Então, a ideia é trazer empreendedores e startups com ideias que enderecem os principais problemas socioambientais atuais, nos auxiliem a atingir essas metas; em troca a gente oferece gestão e treinamento
Já aceleramos a Green Mining, de logística reversa; a Deink, que tem uma tecnologia para extrair a tinta do shrink, o plástico que envolve o pet e as latinhas, e tornar esse plástico reciclável para voltar a ser shrink; a Agrosmart, que está criando um algoritmo preditivo para identificar onde há problema na safra e permitir uma atuação bem localizada do produtor…
Como a sustentabilidade se organiza dentro da Ambev?
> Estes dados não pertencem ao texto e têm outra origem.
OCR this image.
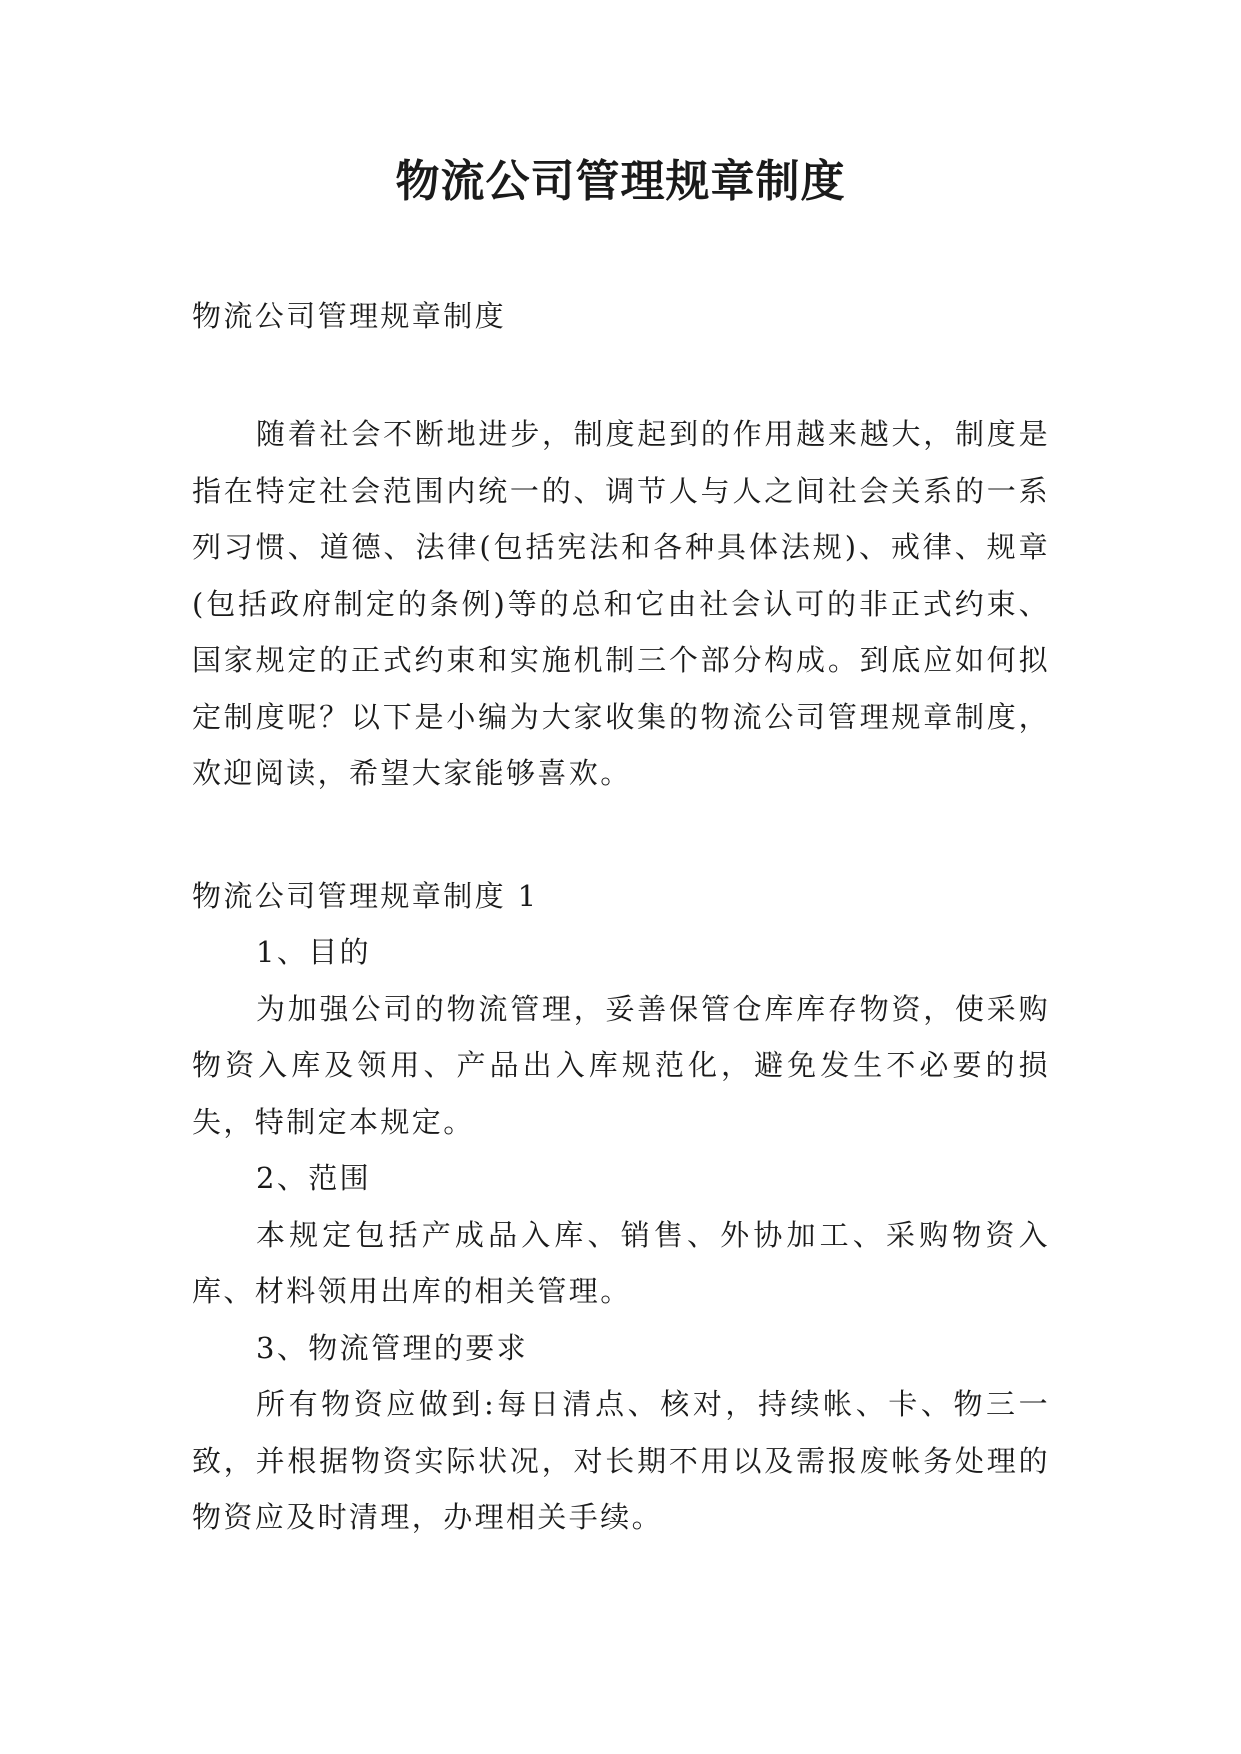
物流公司管理规章制度

物流公司管理规章制度

随着社会不断地进步，制度起到的作用越来越大，制度是指在特定社会范围内统一的、调节人与人之间社会关系的一系列习惯、道德、法律(包括宪法和各种具体法规)、戒律、规章(包括政府制定的条例)等的总和它由社会认可的非正式约束、国家规定的正式约束和实施机制三个部分构成。到底应如何拟定制度呢？以下是小编为大家收集的物流公司管理规章制度，欢迎阅读，希望大家能够喜欢。

物流公司管理规章制度 1

1、目的

为加强公司的物流管理，妥善保管仓库库存物资，使采购物资入库及领用、产品出入库规范化，避免发生不必要的损失，特制定本规定。

2、范围

本规定包括产成品入库、销售、外协加工、采购物资入库、材料领用出库的相关管理。

3、物流管理的要求

所有物资应做到:每日清点、核对，持续帐、卡、物三一致，并根据物资实际状况，对长期不用以及需报废帐务处理的物资应及时清理，办理相关手续。
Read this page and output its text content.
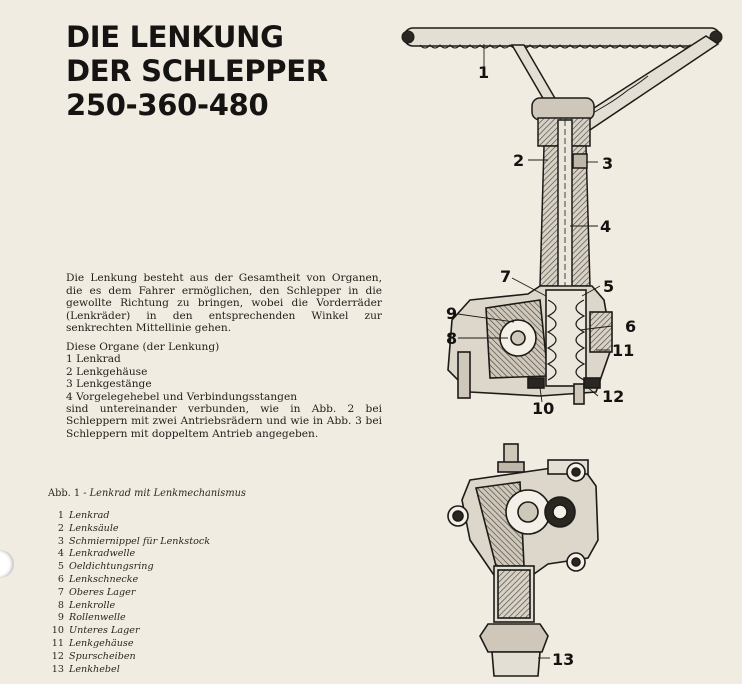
DIE LENKUNG
DER SCHLEPPER
250-360-480

Die Lenkung besteht aus der Gesamtheit von Organen, die es dem Fahrer ermöglichen, den Schlepper in die gewollte Richtung zu bringen, wobei die Vorderräder (Lenkräder) in den entsprechenden Winkel zur senkrechten Mittellinie gehen.

Diese Organe (der Lenkung)
1 Lenkrad
2 Lenkgehäuse
3 Lenkgestänge
4 Vorgelegehebel und Verbindungsstangen
sind untereinander verbunden, wie in Abb. 2 bei Schleppern mit zwei Antriebsrädern und wie in Abb. 3 bei Schleppern mit doppeltem Antrieb angegeben.
Abb. 1 - Lenkrad mit Lenkmechanismus
1 Lenkrad
2 Lenksäule
3 Schmiernippel für Lenkstock
4 Lenkradwelle
5 Oeldichtungsring
6 Lenkschnecke
7 Oberes Lager
8 Lenkrolle
9 Rollenwelle
10 Unteres Lager
11 Lenkgehäuse
12 Spurscheiben
13 Lenkhebel
1
2	3
4
7
5
9
6
8
11
12
10
13
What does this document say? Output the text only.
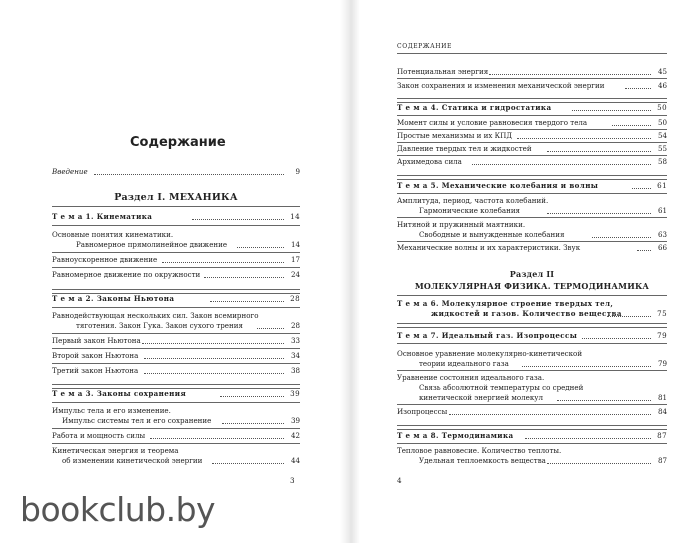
Содержание
Введение	9
Раздел I. МЕХАНИКА
Т е м а 1. Кинематика	14
Основные понятия кинематики.
Равномерное прямолинейное движение	14
Равноускоренное движение	17
Равномерное движение по окружности	24
Т е м а 2. Законы Ньютона	28
Равнодействующая нескольких сил. Закон всемирного
тяготения. Закон Гука. Закон сухого трения	28
Первый закон Ньютона	33
Второй закон Ньютона	34
Третий закон Ньютона	38
Т е м а 3. Законы сохранения	39
Импульс тела и его изменение.
Импульс системы тел и его сохранение	39
Работа и мощность силы	42
Кинетическая энергия и теорема
об изменении кинетической энергии	44
3
СОДЕРЖАНИЕ
Потенциальная энергия	45
Закон сохранения и изменения механической энергии	46
Т е м а 4. Статика и гидростатика	50
Момент силы и условие равновесия твердого тела	50
Простые механизмы и их КПД	54
Давление твердых тел и жидкостей	55
Архимедова сила	58
Т е м а 5. Механические колебания и волны	61
Амплитуда, период, частота колебаний.
Гармонические колебания	61
Нитяной и пружинный маятники.
Свободные и вынужденные колебания	63
Механические волны и их характеристики. Звук	66
Раздел II
МОЛЕКУЛЯРНАЯ ФИЗИКА. ТЕРМОДИНАМИКА
Т е м а 6. Молекулярное строение твердых тел,
жидкостей и газов. Количество вещества	75
Т е м а 7. Идеальный газ. Изопроцессы	79
Основное уравнение молекулярно-кинетической
теории идеального газа	79
Уравнение состояния идеального газа.
Связь абсолютной температуры со средней
кинетической энергией молекул	81
Изопроцессы	84
Т е м а 8. Термодинамика	87
Тепловое равновесие. Количество теплоты.
Удельная теплоемкость вещества	87
4
bookclub.by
A sustentabilidade está espalhada pela companhia inteira. Tem pessoas com metas de sustentabilidade e pessoas com iniciativas de sustentabilidade, que não necessariamente são metas. O ESG é multidisciplinar, vai do departamento de compras até as cervejarias.
Neste ano, iniciamos um comitê de ESG, primeiro para ter uma conscientização. Então, trouxemos todo mundo para o conhecimento, mostramos os nossos gaps e temos conversas constantes com investidores que nos dão feedback.